L’Histoire nous réserve des moments improbables, chaotiques. Mais souvent la pointe d’acier de nouveaux rapports de forces apparaît dans la confusion générale. C’était le cas le 19 mai devant l’Assemblée Nationale à Paris. Une foule de 35 000 policiers, tous les syndicats unis, en présence de leur ministre de tutelle, Darmanin. Ensemble avec le parti d’extrême droite RN, le PCF, le PS, les Verts se sont joints à cette sinistre démonstration de force (seuls la FI de Mélanchon et Génération de Hamon ont refusé d’y participer). Les partis de gôche ont justifié leurs présence en affirmant qu’il ne faut pas laisser la police à la merci du RN.
Les expériences historiques tragiques nous enseignent quand s’aplatissant devant la police les partis de gauche se mettre eux-mêmes la tête dans un nœud coulant.
Les syndicats des policiers vociféraient contre la justice trop « laxiste », contre la majorité macroniste et contre le ministre de la justice, c’est-à-dire les collègues de Darmanin.
Le chef du PS en a remis une couche en demandant que les flics puissent contrôler la justice. L’assaut des flics s’est arrêté au seuil du Parlement. Ils ont juste imprimé leur sceau : politicards, mouillez vos couches, la force c’est nous !

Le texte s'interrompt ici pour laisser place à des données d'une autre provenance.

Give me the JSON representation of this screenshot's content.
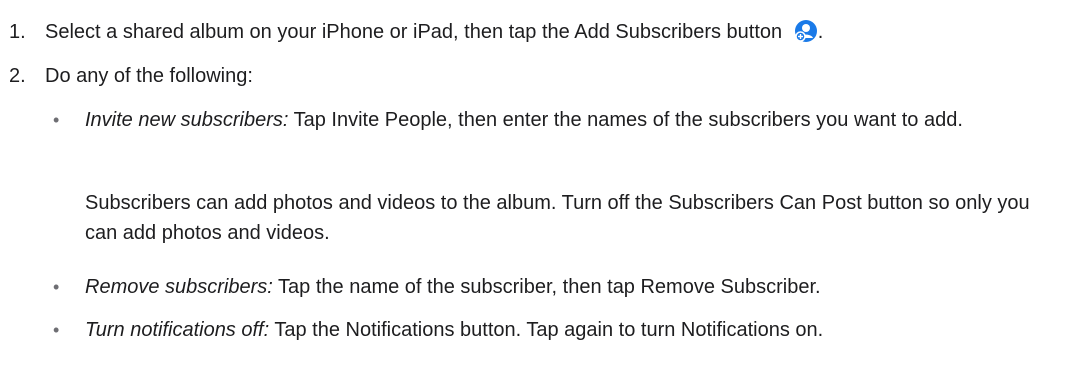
{
  "steps": [
    {
      "number": "1.",
      "text": "Select a shared album on your iPhone or iPad, then tap the Add Subscribers button",
      "end": "."
    },
    {
      "number": "2.",
      "text": "Do any of the following:"
    }
  ],
  "bullets": [
    {
      "marker": "•",
      "term": "Invite new subscribers:",
      "text": " Tap Invite People, then enter the names of the subscribers you want to add."
    },
    {
      "marker": "•",
      "term": "Remove subscribers:",
      "text": " Tap the name of the subscriber, then tap Remove Subscriber."
    },
    {
      "marker": "•",
      "term": "Turn notifications off:",
      "text": " Tap the Notifications button. Tap again to turn Notifications on."
    }
  ],
  "invite_note": "Subscribers can add photos and videos to the album. Turn off the Subscribers Can Post button so only you can add photos and videos.",
  "icons": {
    "add_subscribers": "add-subscribers-icon",
    "accent_color": "#1a7ae8"
  }
}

Pour la première fois depuis le putsch des généraux d’Alger de 1958, des généraux à la retraite et des militaires actifs au moyen de deux tribunes publiées dans la presse d’extrême droite prévoient une guerre civile sanglante et menacent d’intervenir sur le territoire national contre les « hordes des banlieues », les immigrés, ceux désignés comme « islamistes », soi-disant meneurs de l’insurrection civile.

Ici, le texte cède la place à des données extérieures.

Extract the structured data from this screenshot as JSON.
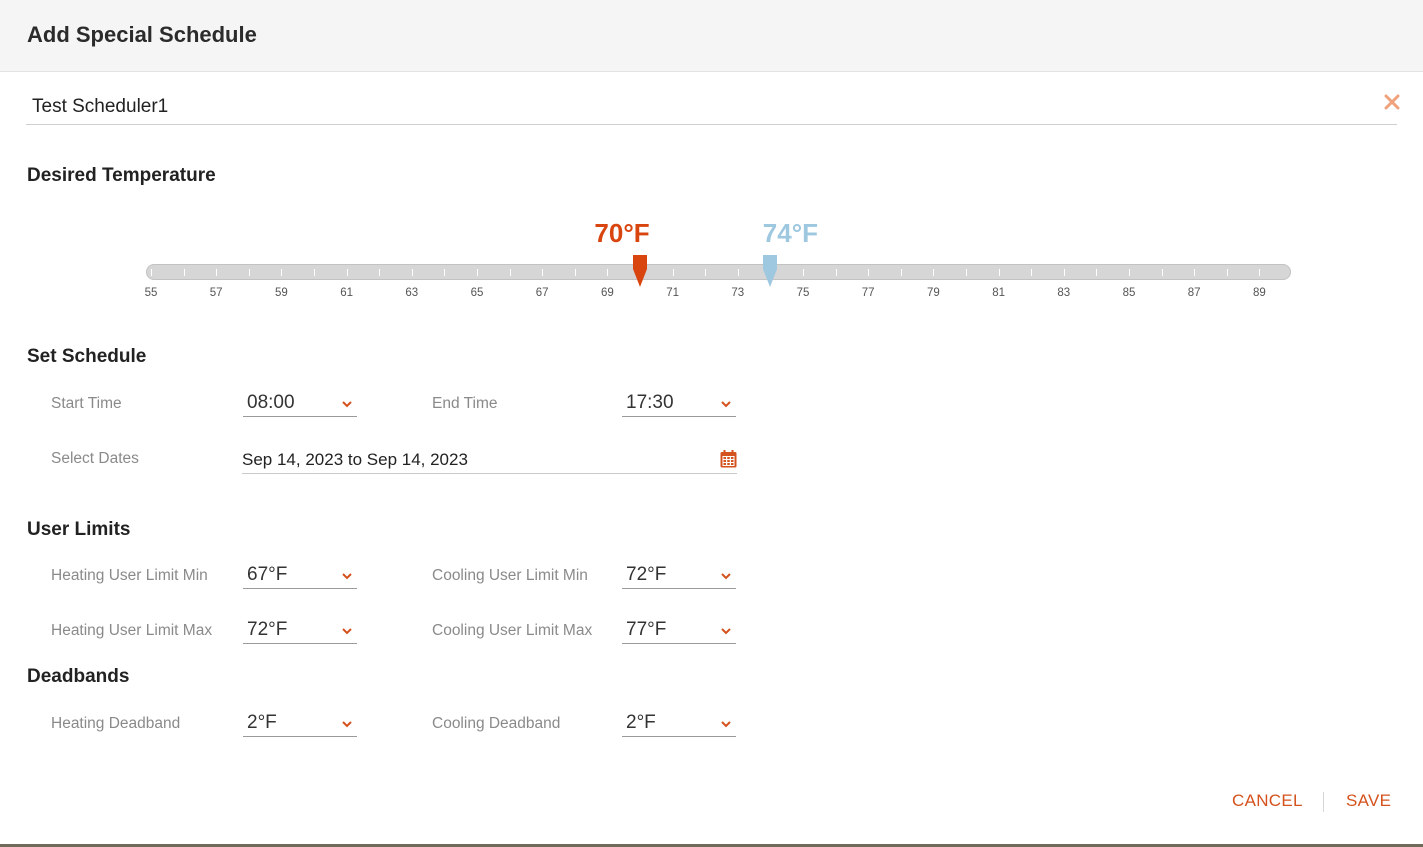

Un journal allemand a comparé la situation actuelle en France à celle de la crise de la République de Weimar au début des années 30, qui a mené à la prise de pouvoir de Hitler. On n’en est pas encore là. Néanmoins, des symptômes de la crise apparaissent.
Certaines sections de la classe dominante attachées à la forme actuelle de la V. République s’inquiètent du tournant pris vers une dictature dirigée par le duo police/armée. La censure par le Conseil Constitutionnel des paragraphes les plus décriés de la loi dite « sécurité globale » en est une illustration ; une autre en est l’acquittement pour la troisième fois d’un GJ à Tours au nom de l’affirmation du droit constitutionnel de manifester.

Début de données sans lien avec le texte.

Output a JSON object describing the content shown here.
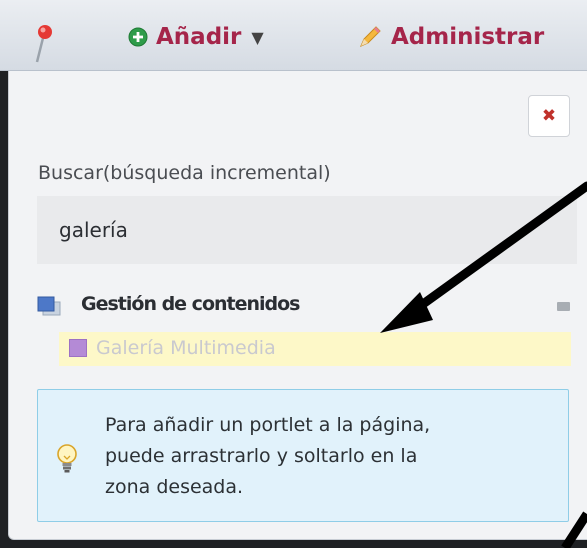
{
  "toolbar": {
    "add_label": "Añadir",
    "add_caret": "▼",
    "manage_label": "Administrar"
  },
  "panel": {
    "close_label": "✖",
    "search_label": "Buscar(búsqueda incremental)",
    "search_value": "galería",
    "category": {
      "label": "Gestión de contenidos",
      "items": [
        {
          "label": "Galería Multimedia"
        }
      ]
    },
    "info_text": "Para añadir un portlet a la página,\npuede arrastrarlo y soltarlo en la\nzona deseada."
  },
  "colors": {
    "accent": "#a5254a",
    "highlight": "#fdf8c8",
    "info_bg": "#e1f2fb",
    "info_border": "#8fcde7"
  },
  "icons": [
    "pin-icon",
    "add-circle-icon",
    "pencil-icon",
    "close-icon",
    "portlet-category-icon",
    "collapse-icon",
    "portlet-icon",
    "lightbulb-icon"
  ]
}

D’autres secteurs sont prêts pour ce tournant, en témoignent par exemple l’interdiction de la manifestion pro-palestnienne qui a occasionné une chasse à l’homme dans l’est parisien ou le procès intenté à Assa Traoré. Dans les eaux nauséabondes de la crise un seul principe politique unit tous les partis parlementaires de gôche comme de droite : enfermer les exploités dans le piège électoral nourri par le racisme, la xénophobie, l’islamophobie et par la haine du pauvre. C’est ainsi qu’ils répondent aux exigences des hommes en armes.
Sauf que… À la fin de l’année dernière aux USA, une foule d’extrême droite a envahi le Capitole à l’appel de Trump. Le 19 mai les syndicats de policiers ont demandé au « peuple » de les rejoindre. Sauf que le peuple a brillé par son absence. Un flop. Les flics se sont retrouvés seuls avec les partis de l’ « ordre ». Rien n’est encore joué.